И вот однажды, когда я, помнится, как раз закончил составлять для нервного молодого человека заявление в милицию с просьбой выдать ему новый паспорт или, по крайней мере, сделать вкладыш в старом, ибо молодой человек мечтал вступить в брак, а отметку об этом важном событии негде было ставить, разве что в графе «Воинская повинность», поскольку в предыдущей, «Семейное положение», татуированной различными ЗАГСами страны, живого места не было, – в тот тихий воскресный день, именно воскресный, потому как по воскресеньям сходились в кулачном поединке два клана, две ветви фамильного древа Онуфриади, которые в будни не соприкасались по причине непримиримой и загадочной для меня вражды, а может быть, по причине двухметрового забора, что разделял два соседних участка, каменного забора, выкрашенного в желтые цвета ненависти, и вот в одно такое тихое воскресенье, когда утренние бои отшумели и куриный бог, он же заведующий аптекой, оказывал кое-кому первую, а то сразу и вторую медицинскую помощь, в паузе, когда, истомленная полдневным зноем, смолкала птаха в пыльных ветвях хурмы и самый воздух дышал любовью и всепрощением, бабушка попросила меня принести ей книжку из спальни. Я поднялся на верхнюю террасу, прошел в гостиную с настоящей лепниной, через комнату сестер, где на колонках системы «Окай» был развешен весь комплект трусиков «неделька», по коридорчику сквозь строй банок с греческими оливками – эдакое эллинистическое вкрапление, оживлявшее интерьер, – и наконец оказался в спальне бабушки. Здесь царили чистота и казарменный порядок. Я без труда разыскал на полке нужную книгу и уже собирался уходить, когда взгляд мой упал на тумбочку в нише. Там были расставлены шахматные фигуры. Я подошел поближе, чтобы оценить позицию. Следующим ходом белые получали мат. А если… я двинул белую пешку на h4… Все равно мат, только двумя ходами позже. Я восстановил прежнюю позицию и вышел из спальни.
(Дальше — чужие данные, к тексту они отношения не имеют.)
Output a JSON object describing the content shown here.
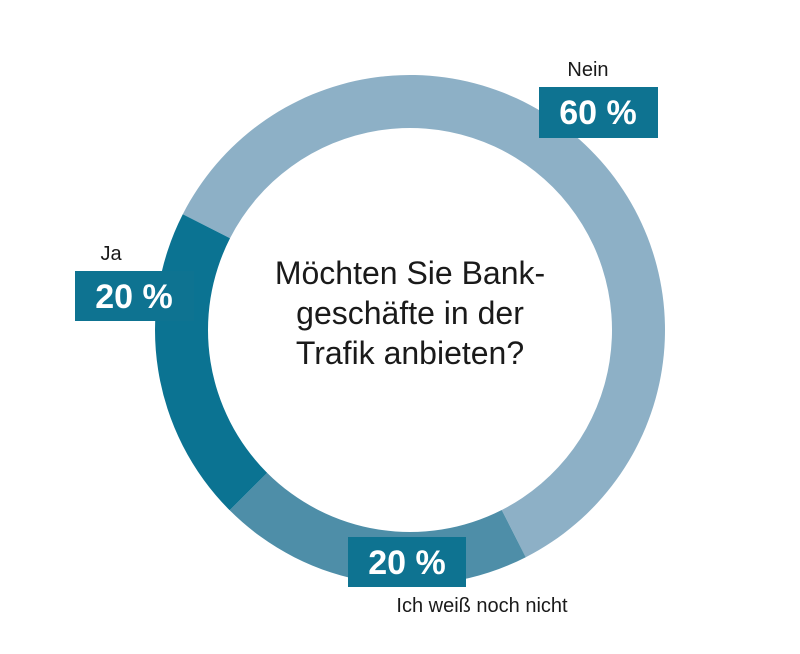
{
  "chart_data": {
    "type": "pie",
    "style": "donut",
    "title_lines": [
      "Möchten Sie Bank-",
      "geschäfte in der",
      "Trafik anbieten?"
    ],
    "slices": [
      {
        "label": "Nein",
        "value": 60,
        "value_label": "60 %",
        "color": "#8db0c6"
      },
      {
        "label": "Ich weiß noch nicht",
        "value": 20,
        "value_label": "20 %",
        "color": "#4e8ea8"
      },
      {
        "label": "Ja",
        "value": 20,
        "value_label": "20 %",
        "color": "#0b7392"
      }
    ],
    "label_box_color": "#0e7391"
  }
}
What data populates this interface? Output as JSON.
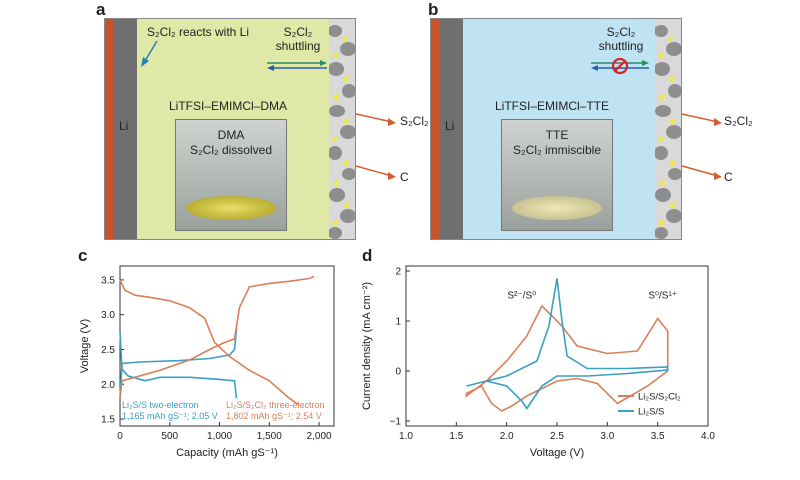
{
  "panel_a": {
    "letter": "a",
    "bg_color": "#dfe8a6",
    "reacts_label": "S₂Cl₂ reacts with Li",
    "shuttling_label": "S₂Cl₂ shuttling",
    "li_label": "Li",
    "electrolyte": "LiTFSI–EMIMCl–DMA",
    "photo_line1": "DMA",
    "photo_line2": "S₂Cl₂ dissolved",
    "out_s2cl2": "S₂Cl₂",
    "out_c": "C"
  },
  "panel_b": {
    "letter": "b",
    "bg_color": "#bfe3f2",
    "shuttling_label": "S₂Cl₂ shuttling",
    "li_label": "Li",
    "electrolyte": "LiTFSI–EMIMCl–TTE",
    "photo_line1": "TTE",
    "photo_line2": "S₂Cl₂ immiscible",
    "out_s2cl2": "S₂Cl₂",
    "out_c": "C"
  },
  "chart_data": [
    {
      "panel": "c",
      "type": "line",
      "xlabel": "Capacity (mAh gS⁻¹)",
      "ylabel": "Voltage (V)",
      "xlim": [
        0,
        2150
      ],
      "ylim": [
        1.4,
        3.7
      ],
      "xticks": [
        0,
        500,
        1000,
        1500,
        2000
      ],
      "xtick_labels": [
        "0",
        "500",
        "1,000",
        "1,500",
        "2,000"
      ],
      "yticks": [
        1.5,
        2.0,
        2.5,
        3.0,
        3.5
      ],
      "ytick_labels": [
        "1.5",
        "2.0",
        "2.5",
        "3.0",
        "3.5"
      ],
      "series": [
        {
          "name": "Li₂S/S two-electron",
          "legend_line2": "1,165 mAh gS⁻¹; 2.05 V",
          "color": "#3a9fc1",
          "curves": [
            [
              [
                0,
                2.75
              ],
              [
                20,
                2.22
              ],
              [
                80,
                2.12
              ],
              [
                250,
                2.05
              ],
              [
                400,
                2.1
              ],
              [
                700,
                2.1
              ],
              [
                1000,
                2.07
              ],
              [
                1150,
                2.05
              ],
              [
                1170,
                1.8
              ]
            ],
            [
              [
                0,
                1.8
              ],
              [
                20,
                2.3
              ],
              [
                200,
                2.32
              ],
              [
                600,
                2.34
              ],
              [
                900,
                2.37
              ],
              [
                1100,
                2.42
              ],
              [
                1150,
                2.5
              ],
              [
                1170,
                2.8
              ]
            ]
          ]
        },
        {
          "name": "Li₂S/S₂Cl₂ three-electron",
          "legend_line2": "1,802 mAh gS⁻¹; 2.54 V",
          "color": "#d9805a",
          "curves": [
            [
              [
                0,
                3.5
              ],
              [
                50,
                3.35
              ],
              [
                150,
                3.28
              ],
              [
                300,
                3.25
              ],
              [
                500,
                3.2
              ],
              [
                700,
                3.1
              ],
              [
                850,
                2.95
              ],
              [
                950,
                2.6
              ],
              [
                1100,
                2.4
              ],
              [
                1300,
                2.2
              ],
              [
                1500,
                2.05
              ],
              [
                1700,
                1.8
              ],
              [
                1800,
                1.7
              ]
            ],
            [
              [
                0,
                1.8
              ],
              [
                20,
                2.05
              ],
              [
                150,
                2.1
              ],
              [
                400,
                2.2
              ],
              [
                700,
                2.35
              ],
              [
                900,
                2.5
              ],
              [
                1050,
                2.6
              ],
              [
                1150,
                2.65
              ],
              [
                1200,
                3.1
              ],
              [
                1300,
                3.4
              ],
              [
                1500,
                3.45
              ],
              [
                1700,
                3.48
              ],
              [
                1900,
                3.52
              ],
              [
                1950,
                3.55
              ]
            ]
          ]
        }
      ]
    },
    {
      "panel": "d",
      "type": "line",
      "xlabel": "Voltage (V)",
      "ylabel": "Current density (mA cm⁻²)",
      "xlim": [
        1.0,
        4.0
      ],
      "ylim": [
        -1.1,
        2.1
      ],
      "xticks": [
        1.0,
        1.5,
        2.0,
        2.5,
        3.0,
        3.5,
        4.0
      ],
      "xtick_labels": [
        "1.0",
        "1.5",
        "2.0",
        "2.5",
        "3.0",
        "3.5",
        "4.0"
      ],
      "yticks": [
        -1,
        0,
        1,
        2
      ],
      "ytick_labels": [
        "−1",
        "0",
        "1",
        "2"
      ],
      "annotations": [
        "S²⁻/S⁰",
        "S⁰/S¹⁺"
      ],
      "series": [
        {
          "name": "Li₂S/S₂Cl₂",
          "color": "#d9805a",
          "points": [
            [
              1.6,
              -0.5
            ],
            [
              1.8,
              -0.2
            ],
            [
              2.0,
              0.2
            ],
            [
              2.2,
              0.7
            ],
            [
              2.35,
              1.3
            ],
            [
              2.45,
              1.1
            ],
            [
              2.55,
              0.9
            ],
            [
              2.7,
              0.5
            ],
            [
              3.0,
              0.35
            ],
            [
              3.3,
              0.4
            ],
            [
              3.5,
              1.05
            ],
            [
              3.6,
              0.8
            ],
            [
              3.6,
              0.0
            ],
            [
              3.4,
              -0.3
            ],
            [
              3.1,
              -0.65
            ],
            [
              2.9,
              -0.25
            ],
            [
              2.7,
              -0.15
            ],
            [
              2.5,
              -0.2
            ],
            [
              2.2,
              -0.5
            ],
            [
              2.05,
              -0.7
            ],
            [
              1.95,
              -0.8
            ],
            [
              1.85,
              -0.65
            ],
            [
              1.75,
              -0.3
            ],
            [
              1.6,
              -0.45
            ]
          ]
        },
        {
          "name": "Li₂S/S",
          "color": "#3a9fc1",
          "points": [
            [
              1.6,
              -0.3
            ],
            [
              2.0,
              -0.1
            ],
            [
              2.3,
              0.2
            ],
            [
              2.42,
              0.9
            ],
            [
              2.5,
              1.85
            ],
            [
              2.55,
              1.0
            ],
            [
              2.6,
              0.3
            ],
            [
              2.8,
              0.05
            ],
            [
              3.2,
              0.05
            ],
            [
              3.6,
              0.08
            ],
            [
              3.6,
              0.02
            ],
            [
              3.2,
              -0.05
            ],
            [
              2.8,
              -0.1
            ],
            [
              2.5,
              -0.1
            ],
            [
              2.35,
              -0.3
            ],
            [
              2.2,
              -0.75
            ],
            [
              2.15,
              -0.6
            ],
            [
              2.0,
              -0.3
            ],
            [
              1.8,
              -0.2
            ],
            [
              1.6,
              -0.3
            ]
          ]
        }
      ]
    }
  ]
}
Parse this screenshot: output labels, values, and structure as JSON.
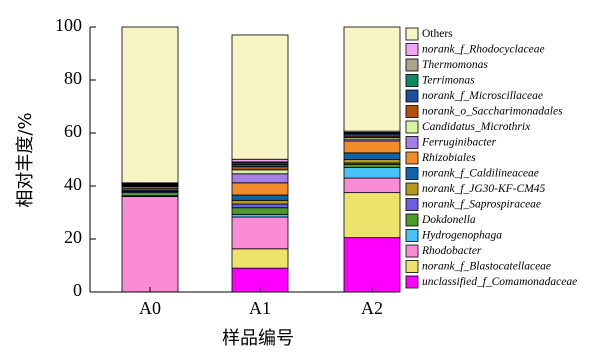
{
  "chart_data": {
    "type": "bar",
    "stacked": true,
    "title": "",
    "xlabel": "样品编号",
    "ylabel": "相对丰度/%",
    "ylim": [
      0,
      100
    ],
    "yticks": [
      "0",
      "20",
      "40",
      "60",
      "80",
      "100"
    ],
    "categories": [
      "A0",
      "A1",
      "A2"
    ],
    "legend_position": "right",
    "series": [
      {
        "name": "unclassified_f_Comamonadaceae",
        "color": "#ff00ff",
        "values": [
          0,
          9,
          20.5
        ]
      },
      {
        "name": "norank_f_Blastocatellaceae",
        "color": "#eee36a",
        "values": [
          0,
          7.3,
          17
        ]
      },
      {
        "name": "Rhodobacter",
        "color": "#f98cd5",
        "values": [
          36,
          12,
          5.5
        ]
      },
      {
        "name": "Hydrogenophaga",
        "color": "#48c2f9",
        "values": [
          0.3,
          1,
          4
        ]
      },
      {
        "name": "Dokdonella",
        "color": "#4f9a2c",
        "values": [
          1.2,
          2.5,
          1.2
        ]
      },
      {
        "name": "norank_f_Saprospiraceae",
        "color": "#6a5fe0",
        "values": [
          0.4,
          1.4,
          0.5
        ]
      },
      {
        "name": "norank_f_JG30-KF-CM45",
        "color": "#b59a1e",
        "values": [
          0.3,
          1.4,
          1.3
        ]
      },
      {
        "name": "norank_f_Caldilineaceae",
        "color": "#0f63a8",
        "values": [
          0.8,
          2,
          2.5
        ]
      },
      {
        "name": "Rhizobiales",
        "color": "#f28b2a",
        "values": [
          0.7,
          4.6,
          4.5
        ]
      },
      {
        "name": "Ferruginibacter",
        "color": "#a57fe6",
        "values": [
          0.2,
          3.4,
          0.7
        ]
      },
      {
        "name": "Candidatus_Microthrix",
        "color": "#d6f59e",
        "values": [
          0.3,
          1.5,
          0.6
        ]
      },
      {
        "name": "norank_o_Saccharimonadales",
        "color": "#b0520d",
        "values": [
          0.3,
          1.2,
          0.5
        ]
      },
      {
        "name": "norank_f_Microscillaceae",
        "color": "#1f4f9c",
        "values": [
          0.2,
          0.8,
          0.8
        ]
      },
      {
        "name": "Terrimonas",
        "color": "#0d8a62",
        "values": [
          0.1,
          0.6,
          0.3
        ]
      },
      {
        "name": "Thermomonas",
        "color": "#aaa48c",
        "values": [
          0.2,
          0.4,
          0.3
        ]
      },
      {
        "name": "norank_f_Rhodocyclaceae",
        "color": "#f0a6f3",
        "values": [
          0.2,
          1,
          0.5
        ]
      },
      {
        "name": "Others",
        "color": "#f7f4c6",
        "values": [
          58.8,
          46.9,
          39.3
        ]
      }
    ]
  }
}
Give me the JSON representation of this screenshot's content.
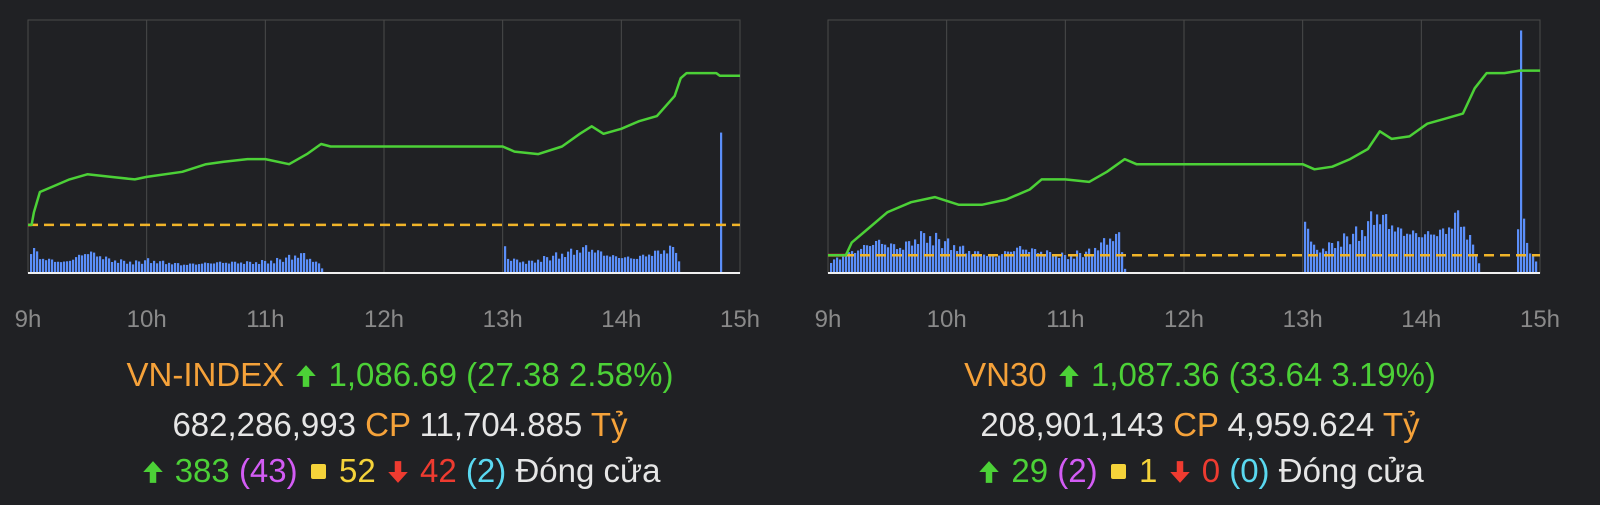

Бабушка поила чаем нервного жениха, но стоило мне протянуть ей истрепанный, без обложки томик, как она сразу забыла о своем госте. Она бережно приняла до дыр зачитанную книгу, раскрыла ее наугад и стала читать про себя, явно волнуясь и от волнения пролистывая по нескольку страниц. Молчание наливалось тяжестью, даже шпулька в швейной машинке завертелась рывками. Жених предпринял скрытый маневр в направлении дальнего конца стола, забыв о злополучном паспорте. Внезапно бабушка оторвалась от книги и, устремив на жениха гиперболоидные свои зрачки в запавших глазницах, не то от себя, не то цитируя по памяти, произнесла:
– В любви-страсти совершенное счастье заключается не столько в близости, сколько в последнем шаге к ней.
Жених одеревенел. Умолкла швейная машинка. Даже в курятнике, как мне показалось, произошло некоторое замешательство. А бабушка тяжело вздохнула и снова отдалась чтению. Софа с точно таким же вздохом, в котором сквозило молчаливое одобрение бабушкиных потаенных мыслей, завертела ручку зингеровской машинки. Через несколько минут бабушка положила книгу на колени, лицо ее выражало задумчивость.